La myopie est fortement associée à une réduction du temps passé à l’extérieur, mais l’association avec le travail de proximité reste incertaine, et l’Institut international de la myopie considère désormais que la relation entre la réduction du temps passé à l’extérieur et la myopie est plus forte que l’association avec le travail de proximité. Les données des essais cliniques montrent que l’augmentation du temps que les enfants passent à l’extérieur réduit les risques de développer une myopie et réduit l’augmentation des erreurs de réfraction.

Le mécanisme par lequel passer du temps à l’extérieur conduit à la myopie reste incertain, mais les données épidémiologiques et expérimentales sont suffisamment solides pour que l’Académie américaine d’ophtalmologie et l’International Myopia Working Group recommandent désormais que les enfants passent un minimum de 8 à 15 heures par semaine à l’extérieur. pour réduire le risque de développer une myopie. Cela contraste avec les conseils des dermatologues au Royaume-Uni selon lesquels les gens doivent éviter la lumière du soleil et rechercher l’ombre entre 11 heures et 15 heures.

Autres mécanismes et maladies

Le concept du « quatuor solaire » a été proposé pour identifier les maladies qui pourraient bénéficier de l’exposition aux UV. Ce quatuor comprend des conditions qui présentent :

  • Gradient latitudinal : prévalence plus élevée aux latitudes plus élevées.
  • Variation saisonnière : incidence plus élevée en hiver.
  • Corrélation avec la vitamine D : de faibles niveaux de vitamine D associés à un risque plus élevé.
  • Inefficacité de la supplémentation en vitamine D : La supplémentation ne réduit ni le risque ni la gravité de la maladie.
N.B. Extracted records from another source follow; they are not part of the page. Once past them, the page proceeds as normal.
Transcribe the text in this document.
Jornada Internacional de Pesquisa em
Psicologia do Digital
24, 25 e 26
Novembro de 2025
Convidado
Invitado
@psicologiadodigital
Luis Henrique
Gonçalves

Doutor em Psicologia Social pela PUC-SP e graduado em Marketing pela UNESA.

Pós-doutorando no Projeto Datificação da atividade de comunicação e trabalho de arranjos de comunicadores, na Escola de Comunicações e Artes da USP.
Des exemples de maladies répondant à ces critères comprennent la sclérose en plaques, l’hypertension artérielle, le diabète de type 2 et le COVID-19. Dans le cas du COVID-19, certaines études ont montré une corrélation entre l’exposition aux UV et une mortalité plus faible, probablement due à l’inactivation du virus par les rayons UV et aux effets immunomodulateurs de la lumière solaire.

Repenser les recommandations

Les données actuelles suggèrent qu’un changement de paradigme dans notre vision de la lumière solaire est nécessaire. Les recommandations visant à éviter l’exposition au soleil doivent être réévaluées, en tenant compte de la couleur de la peau, des bénéfices systémiques et des risques pour la peau. Des recherches supplémentaires sont nécessaires pour comprendre pleinement les mécanismes d’action du soleil et son impact à long terme sur la santé.

Points clés

  • L’exposition au soleil présente des avantages systémiques au-delà de la synthèse de la vitamine D.
  • La photomobilisation de l’oxyde nitrique cutané réduit la tension artérielle et la morbidité cardiovasculaire.
  • Les preuves suggèrent que l’exposition aux UV pourrait être bénéfique pour des maladies comme la sclérose en plaques, le diabète de type 2 et le COVID-19.
  • Les recommandations visant à éviter la lumière du soleil doivent être réévaluées, en tenant compte de la couleur de la peau et des avantages systémiques.
  • Des recherches plus approfondies sur les mécanismes d’action de la lumière solaire et son impact sur la santé sont cruciales.

En conclusion, la lumière du soleil présente non seulement des risques mais aussi des bénéfices importants pour la santé. Il est temps d’adopter une approche plus équilibrée qui permette aux gens de profiter des bienfaits du soleil de manière sûre et responsable, en tenant compte des particularités individuelles et des dernières avancées scientifiques.